105. The Year of Living Dangerously (Peter Weir, 1982)

Mel Gibson is the excellently named Guy Hamilton, a journalist on his first major assignment to Indonesia in 1965. He befriends a diminutive photographer, Billy Kwan, and becomes romantically involved with Sigourney Weaver’s diplomat, Jill Bryant. All this occurs against the backdrop of the Indonesian civil war erupting over this period. The film is anchored by Linda Hunt crossing genders to play Billy. Her performance is a rare and unexpected chance for an actress like her to shine, and shine she does. It came as no surprise to learn that Hunt won the Academy Award for best supporting actress, unsurprisingly there mustn’t have been many roles in the traditional mould on offer as the only things I recall seeing her in since are as the headmistress in Kindergarten Cop and the Museum proprietor in The Relic. I’d recommend watching this purely to see a brilliant performance which shows up Weaver and Gibson who contrive a fairly mechanical and uninspiring romance.

The Year of Living Dangerously is a beautiful film, even the slum squalor of the Indonesian peoples is made to seem exotic and enchanting. Unfortunately I couldn’t shake the disturbingly cynical colonial feeling of the whole thing.

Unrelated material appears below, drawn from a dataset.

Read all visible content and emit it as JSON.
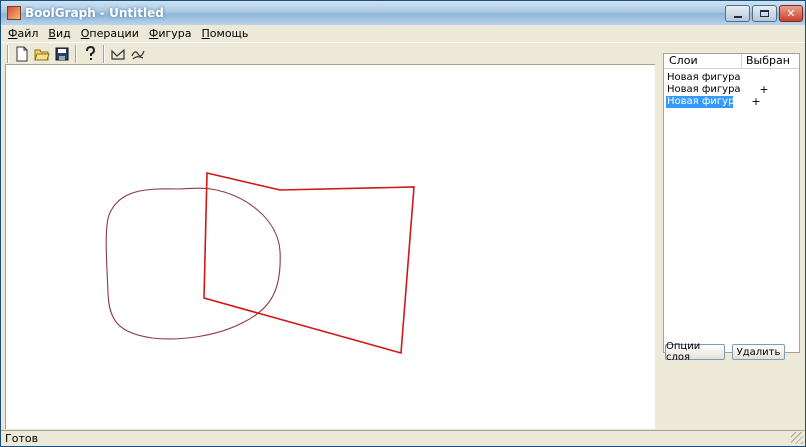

This applies specifically to the resolution which, whilst I want to avoid spoilers as much as possible, is very weirdly redemptive for Hamilton. His moral dilemma on whether to break news pertaining to the break of war is presented as an opposition to his own relationship rather than the direct impact on the country and people of Indonesia, which it will have a huge bearing on. It left me with a slightly bitter taste about the whole thing, as has this review which has meandered all over the bloody place to avoid giving away the plot!